The Internet is a modern-day electronic cockroach; it adapts and survives,
says Roopinder Singh, as he examines how most users were not even
aware of the biggest attack on the World Wide Web.
TO
those of us in India who are usually disconnected from the Internet for
one reason or the other, the answer to the question, "Can the
Internet ever go down?" would be surprising: No. The proof of this
came on October 21 when a powerful attack was launched on the Internet,
and yet most of us were not even aware of it.
The Internet is the
world’s largest distributed computer network and has been designed
such that it has a high degree of redundancy and resilience. When two
computers connect on the Internet, they can do so from a variety of
routes and connections, and the system is designed in a way that if a
part of it is not functioning for whatever reason, other parts take
over.
Why Internet?
The Internet was
designed by US defence experts with active help from various
universities to be a network that could survive nuclear hits and still
connect vital personnel. Over the years the civilian use of the Internet
has eclipsed the military origins and it has become the world’s
largest dispenser of information.
We are used to one or a
couple of companies providing us with services like electricity and
water. The Internet, on the other hand, is not controlled by any
company, or even any government, not even the US Government that started
it. It is an international matrix of lakhs of networks owned by tens of
thousand of entities. There are said to be as many as 10,000 Internet
service providers (ISPs) and they are the ones that provide access to
the Internet to individuals and businesses.
How Internet works
Traffic on the Internet
is through packets of data. Your data is first chopped into small,
manageable packets. They go to your local ISP, which in turn sends them
to a bigger network and so on, till they reach the destination, where
they are seamlessly reassembled.
How do you get to a
site on the Internet? Well, actually, you access the World Wide Web,
which is a part of the Internet. Let us say that you want to go to the
Website of The Tribune. You input the Web address (www.tribuneindia.com)

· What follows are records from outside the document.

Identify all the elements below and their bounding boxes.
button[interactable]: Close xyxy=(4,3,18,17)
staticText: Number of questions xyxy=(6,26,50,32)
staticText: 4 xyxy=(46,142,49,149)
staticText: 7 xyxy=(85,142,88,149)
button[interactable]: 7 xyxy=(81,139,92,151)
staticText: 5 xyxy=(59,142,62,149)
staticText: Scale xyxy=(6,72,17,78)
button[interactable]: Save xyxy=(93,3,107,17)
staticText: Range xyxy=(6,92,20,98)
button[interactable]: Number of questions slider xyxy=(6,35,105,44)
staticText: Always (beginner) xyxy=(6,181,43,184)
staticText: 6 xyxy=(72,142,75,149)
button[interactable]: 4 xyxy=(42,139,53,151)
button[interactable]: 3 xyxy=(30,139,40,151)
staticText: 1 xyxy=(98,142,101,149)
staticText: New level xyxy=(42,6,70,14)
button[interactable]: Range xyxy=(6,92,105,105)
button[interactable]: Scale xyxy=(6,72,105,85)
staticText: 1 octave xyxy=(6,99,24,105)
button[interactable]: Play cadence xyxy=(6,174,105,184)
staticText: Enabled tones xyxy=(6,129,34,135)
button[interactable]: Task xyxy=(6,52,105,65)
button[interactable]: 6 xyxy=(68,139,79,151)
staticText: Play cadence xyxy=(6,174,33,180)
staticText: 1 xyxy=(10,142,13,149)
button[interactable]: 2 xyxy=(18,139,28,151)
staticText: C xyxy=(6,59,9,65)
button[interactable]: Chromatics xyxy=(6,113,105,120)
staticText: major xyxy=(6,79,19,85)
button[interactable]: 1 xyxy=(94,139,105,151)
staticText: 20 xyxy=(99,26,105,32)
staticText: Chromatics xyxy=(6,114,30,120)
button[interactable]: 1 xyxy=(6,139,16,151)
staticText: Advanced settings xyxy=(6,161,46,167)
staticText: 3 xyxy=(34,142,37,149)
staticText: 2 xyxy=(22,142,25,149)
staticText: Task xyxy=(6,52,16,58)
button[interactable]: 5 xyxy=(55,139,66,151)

in the browser window. This address is also called the universal
resourse locator (URL). Now, actually The Tribune Website’s
Internet address (IP number) is 64.14. 239.174.
Your service provider’s
network has computers that have a list know as domain name service
(DNS). This matches the name (www.tribuneindia.com) and supplies the IP
number 64.14. 239.174. Once you have this information, you are well on
the way to access the information you wanted.
The root
At the very basic
level, there are 13 big name servers, called root servers, which direct
queries to top-level domains. The attack on Monday briefly brought to
knees nine out of these 13 servers and is considered one of the most
powerful attacks on the Internet. We need to remember that the servers
are place at different geographical locations all over the world and
designed to operate independent of each other. The attack was severe,
and it lasted an hour, but most of the Internet users did not even
notice it.
The attack
At the basic level,
this was a denial of service or smurf attack. Such attacks are typically
launched after hackers take over thousands of computers of unprotected
networks like those of universities and corporations, and use them to
send unnecessary or junk data packets at a particular time to the
selected targets, which tie themselves in knots in trying to answer
meaningless queries. This attack was a large attack, though experts said
it was not a particularly vicious one and the computers were temporarily
overwhelmed, i.e., they were unreachable or debilitated by the traffic,
though defensive measures by experts restored them soon. Network
administrators do admit that the service was degraded during this time,
though it did not break down.
The US Government has
been aware of this problem and, in fact, President Bush’s top computer
security adviser, Richard Clarke, has been warning for months of this
very kind of an attack. Some computer experts contend that Monday’s
attack was a close call, and in case one more computer had failed,
e-mails and Web browsing for many people across the Internet would have
been disrupted.
Theoretically, the
Internet could function even if only one of the root servers is
functioning, though this has never been tested. The two most serious
outages concerning root servers occurred in August 2000 when four of the
13 root servers failed for a brief period because of a technical glitch
and in July 1997 after experts transferred a garbled directory list to
seven root servers. The problem was not corrected for four hours and
traffic on much of the Internet ground to a halt.
Kinds of disruptions
Typically, the
disruptions that we experience are different. When we normally say that
the Internet is down, we refer to the connectivity between our computer
and the Internet. A telephone dial-up connection is most commonly used
for this purpose and in areas where it is unreliable, the Internet can’t
be accessed.
Some lucky souls have
cable connectivity that gives them much better access and near-broadband
capabilities, but this is for a minority, the rich one, and even this is
susceptible to disruptions or outages. In fact, all "last
mile" delivery systems—modem dialup, ISDN, DSL, cable modem,
wireless, leased line, etc.—are like approach ramps to the information
superhighway. If one ramp is not accessible, you can get on the highway
through another ramp.
Once you are on the
superhighway, there is a vast network, with built-in redundancies, to
get you to your destination. On the Internet, most of the rerouting is
dynamic, and happens automatically.
Decentralised
strength
Of course, if the biggest
highways, called backbones, are backed up, there are delays, but till
now there have not been too many. Last year, a main Internet access
cable was cut in the South China Sea, traffic slowed down for a few
hours, another route was found and connectivity restored.
The very nature of the
Internet, its decentralised structure, is its greatest strength. It is a
network that has shown resilience. No wonder, it is called the cockroach
of the modern age—it survives, it adapts.